Высокий лес стеной поднимался кругом. Голые, причудливо-уродливые ветви, озаренные заревом костра, надвигались над их головами, чуть не на средину поляны и, как черные змеи, свиваясь и путаясь между собою, сливались в одну темную сплошную массу. При каждой вспышке огня блеснут между ними просветы; ярко обрисуется несколько новых ветвей; выглянут по сторонам несколько стволов скучившихся деревьев, и все снова сольется в одну общую, непроглядную темь.
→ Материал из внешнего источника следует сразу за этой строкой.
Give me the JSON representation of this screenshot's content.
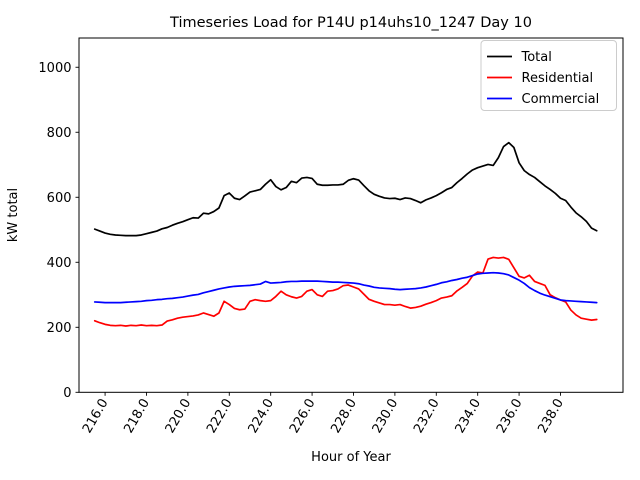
{
  "chart_data": {
    "type": "line",
    "title": "Timeseries Load for P14U p14uhs10_1247  Day 10",
    "xlabel": "Hour of Year",
    "ylabel": "kW total",
    "xlim": [
      214.74,
      241.02
    ],
    "ylim": [
      0,
      1090
    ],
    "grid": false,
    "legend_position": "upper right",
    "x_ticks": [
      216,
      218,
      220,
      222,
      224,
      226,
      228,
      230,
      232,
      234,
      236,
      238
    ],
    "x_tick_labels": [
      "216.0",
      "218.0",
      "220.0",
      "222.0",
      "224.0",
      "226.0",
      "228.0",
      "230.0",
      "232.0",
      "234.0",
      "236.0",
      "238.0"
    ],
    "y_ticks": [
      0,
      200,
      400,
      600,
      800,
      1000
    ],
    "y_tick_labels": [
      "0",
      "200",
      "400",
      "600",
      "800",
      "1000"
    ],
    "x_start": 215.5,
    "x_step": 0.25,
    "series": [
      {
        "name": "Total",
        "color": "#000000",
        "values": [
          502,
          496,
          490,
          486,
          484,
          483,
          482,
          482,
          482,
          484,
          488,
          492,
          496,
          503,
          507,
          514,
          520,
          525,
          531,
          537,
          536,
          551,
          549,
          556,
          567,
          605,
          613,
          597,
          593,
          604,
          616,
          620,
          624,
          640,
          654,
          633,
          623,
          630,
          649,
          645,
          659,
          661,
          658,
          640,
          637,
          637,
          638,
          638,
          640,
          652,
          657,
          653,
          636,
          620,
          609,
          603,
          598,
          596,
          597,
          593,
          598,
          596,
          590,
          583,
          592,
          598,
          605,
          614,
          624,
          630,
          645,
          658,
          672,
          684,
          691,
          696,
          701,
          698,
          722,
          756,
          768,
          753,
          706,
          682,
          670,
          661,
          648,
          635,
          624,
          612,
          597,
          590,
          570,
          552,
          540,
          526,
          505,
          497
        ]
      },
      {
        "name": "Residential",
        "color": "#ff0000",
        "values": [
          220,
          214,
          209,
          206,
          205,
          206,
          204,
          206,
          205,
          207,
          205,
          206,
          205,
          207,
          219,
          223,
          228,
          231,
          233,
          235,
          238,
          244,
          239,
          234,
          244,
          280,
          270,
          258,
          254,
          256,
          280,
          285,
          282,
          280,
          282,
          295,
          311,
          300,
          294,
          290,
          295,
          311,
          316,
          300,
          295,
          311,
          313,
          318,
          328,
          330,
          324,
          318,
          302,
          286,
          280,
          275,
          270,
          270,
          268,
          270,
          264,
          259,
          261,
          265,
          271,
          276,
          282,
          290,
          293,
          297,
          312,
          323,
          335,
          358,
          370,
          367,
          410,
          415,
          413,
          415,
          409,
          383,
          357,
          352,
          360,
          341,
          335,
          329,
          300,
          291,
          284,
          278,
          253,
          238,
          228,
          225,
          222,
          224
        ]
      },
      {
        "name": "Commercial",
        "color": "#0000ff",
        "values": [
          278,
          277,
          276,
          276,
          276,
          276,
          277,
          278,
          279,
          280,
          282,
          283,
          285,
          286,
          288,
          289,
          291,
          293,
          296,
          299,
          301,
          306,
          310,
          314,
          318,
          321,
          324,
          326,
          327,
          328,
          329,
          331,
          333,
          341,
          336,
          337,
          338,
          340,
          341,
          341,
          342,
          342,
          342,
          342,
          341,
          340,
          339,
          339,
          338,
          337,
          336,
          334,
          330,
          327,
          323,
          321,
          320,
          319,
          317,
          316,
          317,
          318,
          319,
          321,
          324,
          328,
          332,
          337,
          340,
          344,
          347,
          351,
          354,
          359,
          364,
          366,
          367,
          368,
          367,
          365,
          361,
          353,
          345,
          335,
          322,
          313,
          305,
          299,
          294,
          289,
          284,
          282,
          281,
          280,
          279,
          278,
          277,
          276
        ]
      }
    ]
  }
}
Алексей и дядя Степан развязали шелгунки и вынули по краюхе хлеба. Кузьма оказался запасливее их и, кроме хлеба, вытащил из своего шелгунка почти полную бутылку…

— Ишь ты, — промолвил, слегка ухмыляясь, Алексей.

Проглотили по стаканчику, и стало еще веселей. Совсем хорошо стало.

— Водка неважная, — как бы извиняясь, промолвил Кузьма.

— Еще бы, не господская…

— А только наше дело мужицкое, без нее невозможно!..

— Я и картошки захватил, — продолжал Кузьма, видимо, довольный произведенным им эффектом. — Живо спеку, — прибавил он, как бы спрашивая разрешения.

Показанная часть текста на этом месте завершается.